Only they don't. In the recovery from the 2000 downturn, middle class real wages didn't go up--the ultra-rich appropriated pretty much all the increase brought about by the recovery. Turns out feeding greed doesn't satiate it--it just ramps up to take the present largesse for granted as it lusts for more...always more.
So now they're lying. Unless you believe they've had a spiritual awakening as cataclysmic as St. Paul had on the road to Damascus.
None of this means the Democrats in Congress and the White House are angels with halos. It just means that putting the Republicans back in power--even if you believe that deficits are the problem, rather than unemployment--won't get you what you want.
The problem is that cutting spending now is what our intuition tells us to do, and what Professor Krugman advocates is counterintuitive.
But we can't depend on our intuition any more than we can depend on Republican leaders (as opposed to Republican rank and file, of whom I know many, including my spouse, who I would and do trust with my life).
See, our intuition evolved to keep us safe and happy as nomadic hunters and gatherers in the highlands of East Africa 100,000 years ago. It hasn't changed since we started adapting our environment to us instead of adapting to our environment.

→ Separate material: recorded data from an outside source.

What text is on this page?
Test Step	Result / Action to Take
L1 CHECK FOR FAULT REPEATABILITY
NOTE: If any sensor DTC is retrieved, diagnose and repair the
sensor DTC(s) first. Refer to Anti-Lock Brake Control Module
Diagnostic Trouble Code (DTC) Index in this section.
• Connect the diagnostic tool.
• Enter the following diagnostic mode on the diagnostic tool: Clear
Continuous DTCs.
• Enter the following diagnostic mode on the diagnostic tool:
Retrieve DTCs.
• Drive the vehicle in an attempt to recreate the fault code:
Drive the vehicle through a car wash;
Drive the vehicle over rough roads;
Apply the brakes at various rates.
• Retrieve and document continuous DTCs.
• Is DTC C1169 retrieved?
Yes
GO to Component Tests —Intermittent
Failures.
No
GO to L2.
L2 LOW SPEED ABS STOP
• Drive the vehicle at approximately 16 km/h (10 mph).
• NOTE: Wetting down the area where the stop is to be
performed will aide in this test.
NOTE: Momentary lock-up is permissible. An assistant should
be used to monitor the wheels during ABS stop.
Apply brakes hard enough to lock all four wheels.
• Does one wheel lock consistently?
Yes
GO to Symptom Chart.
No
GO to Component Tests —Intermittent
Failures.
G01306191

Go back to living as a nomadic hunter/gatherer and you'll be able to rely on your intuition. Otherwise you have to take it with a grain of salt.

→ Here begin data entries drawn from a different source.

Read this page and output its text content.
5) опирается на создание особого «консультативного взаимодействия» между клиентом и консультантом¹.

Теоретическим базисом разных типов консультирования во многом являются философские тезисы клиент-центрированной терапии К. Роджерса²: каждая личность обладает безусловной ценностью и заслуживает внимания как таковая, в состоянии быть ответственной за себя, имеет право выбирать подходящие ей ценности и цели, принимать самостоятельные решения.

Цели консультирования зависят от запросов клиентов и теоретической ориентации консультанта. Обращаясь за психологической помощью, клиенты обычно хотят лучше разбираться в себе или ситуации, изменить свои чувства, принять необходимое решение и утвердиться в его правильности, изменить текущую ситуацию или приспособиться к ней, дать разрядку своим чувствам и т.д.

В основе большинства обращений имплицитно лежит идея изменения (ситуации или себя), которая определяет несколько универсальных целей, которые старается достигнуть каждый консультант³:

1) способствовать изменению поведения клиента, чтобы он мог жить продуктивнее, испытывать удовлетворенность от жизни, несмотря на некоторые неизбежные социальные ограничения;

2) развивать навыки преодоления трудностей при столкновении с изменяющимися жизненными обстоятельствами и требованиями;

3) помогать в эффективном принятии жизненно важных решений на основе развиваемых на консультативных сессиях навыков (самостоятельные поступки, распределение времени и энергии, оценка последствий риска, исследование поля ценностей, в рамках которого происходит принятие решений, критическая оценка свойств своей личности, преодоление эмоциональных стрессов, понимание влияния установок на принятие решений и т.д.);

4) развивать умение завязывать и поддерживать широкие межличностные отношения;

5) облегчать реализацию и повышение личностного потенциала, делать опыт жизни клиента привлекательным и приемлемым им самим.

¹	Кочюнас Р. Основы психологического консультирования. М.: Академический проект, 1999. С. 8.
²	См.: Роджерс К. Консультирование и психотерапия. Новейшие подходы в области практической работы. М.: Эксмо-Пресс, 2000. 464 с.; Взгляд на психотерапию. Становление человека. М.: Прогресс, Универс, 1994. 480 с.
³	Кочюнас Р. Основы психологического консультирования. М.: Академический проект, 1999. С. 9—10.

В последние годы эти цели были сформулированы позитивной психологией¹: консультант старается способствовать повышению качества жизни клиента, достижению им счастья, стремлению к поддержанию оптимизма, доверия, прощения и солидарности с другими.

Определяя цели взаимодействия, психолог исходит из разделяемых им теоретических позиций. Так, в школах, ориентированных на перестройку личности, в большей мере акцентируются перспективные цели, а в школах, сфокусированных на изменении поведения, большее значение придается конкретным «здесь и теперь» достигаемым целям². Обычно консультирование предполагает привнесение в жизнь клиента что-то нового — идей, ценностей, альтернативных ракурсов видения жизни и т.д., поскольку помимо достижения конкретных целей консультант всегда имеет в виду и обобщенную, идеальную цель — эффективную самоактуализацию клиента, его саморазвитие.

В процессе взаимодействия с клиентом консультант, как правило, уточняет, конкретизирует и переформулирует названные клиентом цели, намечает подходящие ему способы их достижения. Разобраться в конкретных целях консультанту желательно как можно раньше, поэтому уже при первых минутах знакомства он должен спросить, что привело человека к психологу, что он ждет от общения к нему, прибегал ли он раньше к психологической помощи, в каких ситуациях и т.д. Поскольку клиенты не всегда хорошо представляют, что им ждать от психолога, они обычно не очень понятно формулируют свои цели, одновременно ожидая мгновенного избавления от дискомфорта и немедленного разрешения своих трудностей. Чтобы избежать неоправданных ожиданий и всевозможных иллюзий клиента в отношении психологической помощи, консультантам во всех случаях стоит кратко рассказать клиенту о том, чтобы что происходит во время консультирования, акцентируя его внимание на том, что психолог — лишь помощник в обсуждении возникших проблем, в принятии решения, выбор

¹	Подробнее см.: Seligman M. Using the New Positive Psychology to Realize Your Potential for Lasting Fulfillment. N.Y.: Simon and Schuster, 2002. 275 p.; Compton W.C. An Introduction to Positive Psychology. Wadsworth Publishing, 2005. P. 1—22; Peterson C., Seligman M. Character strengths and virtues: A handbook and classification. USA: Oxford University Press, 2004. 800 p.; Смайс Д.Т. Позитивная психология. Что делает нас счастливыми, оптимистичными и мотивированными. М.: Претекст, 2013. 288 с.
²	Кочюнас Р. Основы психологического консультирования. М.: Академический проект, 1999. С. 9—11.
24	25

And here we have to remember that no one is saying "deficits don't matter." You remember who actually said that, right? President Obama is just saying we should be spending now--in specific ways--to get us out of this slump. He never said we could or should do that indefinitely.
The Achilles Heel of the Democrats is that--even accepting liberal economists Paul Krugman's position (tackle unemployment now, then the deficit when the economy has recovered), which I generally do--government employees are generally overpaid relative to their employers in the private sector--us. And that includes unfunded pension time bombs that are starting to bankrupt cities, counties and state governments.
Democrats would do a lot to gain credibility for their position if they tackled this issue aggressively.
Oh, and to those who blame this downturn on Obama--it takes a lot less time to rob a bank than to build such an institution. And the Republicans had six years to loot the treasury, which they did with a vengeance. It will take vastly longer than that to rebuild all the regulatory mechanisms they destroyed as they looted and pillaged--like bank robbers blowing up the alarm system and the safe locks.
They may well persuade enough people that Obama did this to us instead of the Republican leadership. After all, money talks, and the Republicans' paymasters have literally billions to spend on black-is-white up-is-down propaganda.
Limitless campaign spending puts the bullhorns in the billionaires' hands. Obama was able to overcome this in 2008 through adroit campaigning, but a repeat performance will be dicey at best.